И своей могучей рукой он схватил наставника за плечо, но г-н Годэ, поскольку земля не разверзлась под ним тут же, у конторы гостиницы, закинул голову и стал созерцать лестничную клетку. Даже в час крушения всех надежд он по-прежнему был велик духом. Г-н Сент-Люси огляделся, увидел медные подсвечники, стоявшие в ряд на столике, ключи с ярлыками и рекламу фирмы ликеров — предметы, свидетельствующие о европейской цивилизации. Когда б он увидел вокруг бесплодные холмы, крутые откосы оврага или манговые леса родного острова, то, право, не утерпел бы и с наслаждением задушил бы наставника. Он сдерживался из уважения к европейским нравам и сказал лишь одно:
— Не отпущу вас, покуда вы его не найдете.

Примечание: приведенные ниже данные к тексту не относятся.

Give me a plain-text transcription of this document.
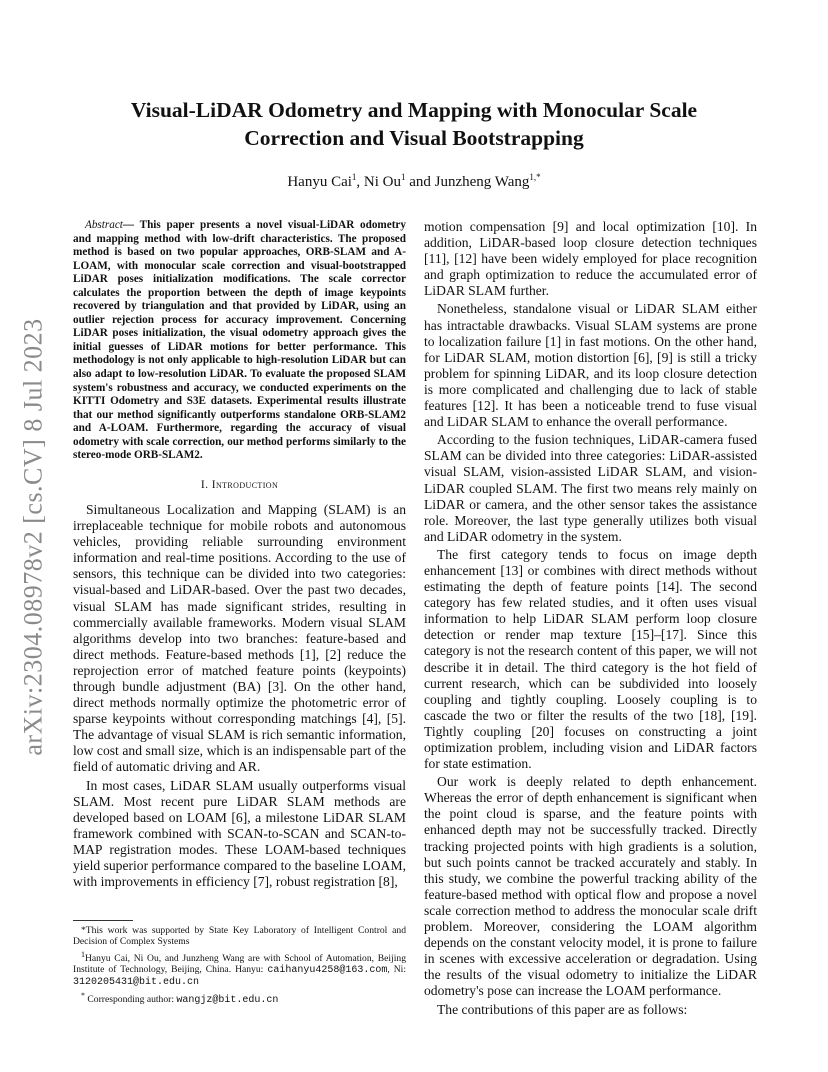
arXiv:2304.08978v2 [cs.CV] 8 Jul 2023
Visual-LiDAR Odometry and Mapping with Monocular Scale
Correction and Visual Bootstrapping

Hanyu Cai$^1$, Ni Ou$^1$ and Junzheng Wang$^{1,*}$

Abstract— This paper presents a novel visual-LiDAR odometry and mapping method with low-drift characteristics. The proposed method is based on two popular approaches, ORB-SLAM and A-LOAM, with monocular scale correction and visual-bootstrapped LiDAR poses initialization modifications. The scale corrector calculates the proportion between the depth of image keypoints recovered by triangulation and that provided by LiDAR, using an outlier rejection process for accuracy improvement. Concerning LiDAR poses initialization, the visual odometry approach gives the initial guesses of LiDAR motions for better performance. This methodology is not only applicable to high-resolution LiDAR but can also adapt to low-resolution LiDAR. To evaluate the proposed SLAM system's robustness and accuracy, we conducted experiments on the KITTI Odometry and S3E datasets. Experimental results illustrate that our method significantly outperforms standalone ORB-SLAM2 and A-LOAM. Furthermore, regarding the accuracy of visual odometry with scale correction, our method performs similarly to the stereo-mode ORB-SLAM2.

I. Introduction

Simultaneous Localization and Mapping (SLAM) is an irreplaceable technique for mobile robots and autonomous vehicles, providing reliable surrounding environment information and real-time positions. According to the use of sensors, this technique can be divided into two categories: visual-based and LiDAR-based. Over the past two decades, visual SLAM has made significant strides, resulting in commercially available frameworks. Modern visual SLAM algorithms develop into two branches: feature-based and direct methods. Feature-based methods [1], [2] reduce the reprojection error of matched feature points (keypoints) through bundle adjustment (BA) [3]. On the other hand, direct methods normally optimize the photometric error of sparse keypoints without corresponding matchings [4], [5]. The advantage of visual SLAM is rich semantic information, low cost and small size, which is an indispensable part of the field of automatic driving and AR.

In most cases, LiDAR SLAM usually outperforms visual SLAM. Most recent pure LiDAR SLAM methods are developed based on LOAM [6], a milestone LiDAR SLAM framework combined with SCAN-to-SCAN and SCAN-to-MAP registration modes. These LOAM-based techniques yield superior performance compared to the baseline LOAM, with improvements in efficiency [7], robust registration [8],

motion compensation [9] and local optimization [10]. In addition, LiDAR-based loop closure detection techniques [11], [12] have been widely employed for place recognition and graph optimization to reduce the accumulated error of LiDAR SLAM further.

Nonetheless, standalone visual or LiDAR SLAM either has intractable drawbacks. Visual SLAM systems are prone to localization failure [1] in fast motions. On the other hand, for LiDAR SLAM, motion distortion [6], [9] is still a tricky problem for spinning LiDAR, and its loop closure detection is more complicated and challenging due to lack of stable features [12]. It has been a noticeable trend to fuse visual and LiDAR SLAM to enhance the overall performance.

According to the fusion techniques, LiDAR-camera fused SLAM can be divided into three categories: LiDAR-assisted visual SLAM, vision-assisted LiDAR SLAM, and vision-LiDAR coupled SLAM. The first two means rely mainly on LiDAR or camera, and the other sensor takes the assistance role. Moreover, the last type generally utilizes both visual and LiDAR odometry in the system.

The first category tends to focus on image depth enhancement [13] or combines with direct methods without estimating the depth of feature points [14]. The second category has few related studies, and it often uses visual information to help LiDAR SLAM perform loop closure detection or render map texture [15]–[17]. Since this category is not the research content of this paper, we will not describe it in detail. The third category is the hot field of current research, which can be subdivided into loosely coupling and tightly coupling. Loosely coupling is to cascade the two or filter the results of the two [18], [19]. Tightly coupling [20] focuses on constructing a joint optimization problem, including vision and LiDAR factors for state estimation.

Our work is deeply related to depth enhancement. Whereas the error of depth enhancement is significant when the point cloud is sparse, and the feature points with enhanced depth may not be successfully tracked. Directly tracking projected points with high gradients is a solution, but such points cannot be tracked accurately and stably. In this study, we combine the powerful tracking ability of the feature-based method with optical flow and propose a novel scale correction method to address the monocular scale drift problem. Moreover, considering the LOAM algorithm depends on the constant velocity model, it is prone to failure in scenes with excessive acceleration or degradation. Using the results of the visual odometry to initialize the LiDAR odometry's pose can increase the LOAM performance.

The contributions of this paper are as follows:

*This work was supported by State Key Laboratory of Intelligent Control and Decision of Complex Systems

$^1$Hanyu Cai, Ni Ou, and Junzheng Wang are with School of Automation, Beijing Institute of Technology, Beijing, China. Hanyu: caihanyu4258@163.com, Ni: 3120205431@bit.edu.cn

* Corresponding author: wangjz@bit.edu.cn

И они начали колесить на извозчике по городу. Наставник стал проводником мулата, который все время молчал. Годэ-Латеррас обедал с гаитянином в роскошных ресторанах, где ему с приятностью улыбались официанты и где он ел вкусные блюда. По вечерам он поднимался по лестнице отеля, по ковру, заглушавшему звуки шагов, и тень его спутника, выросшая до невероятных размеров, неотступно поднималась рядом. Он входил в великолепную комнату, и дверь за ним запирали, а утром ключ щелкал в замочной скважине, вновь призывая его к роскошной и мучительной жизни. Они садились на извозчика, ждавшего их на улице, и весь день разъезжали. Были они и у «Тощего кота». Виргиния дала Алидору понять, что принимает живое участие в судьбе его сына. Она даже белье чинила г-ну Реми. Ради него она готова в огонь и воду. Не из тех она женщин, которых в наше время развелось так много.
— Поезжайте в морг, — добавила она, горестно вздохнув.
И она убежала в кухню, а через минуту снова появилась с красным носом, заплаканными глазами и принесла счет, по которому г-н Реми не уплатил.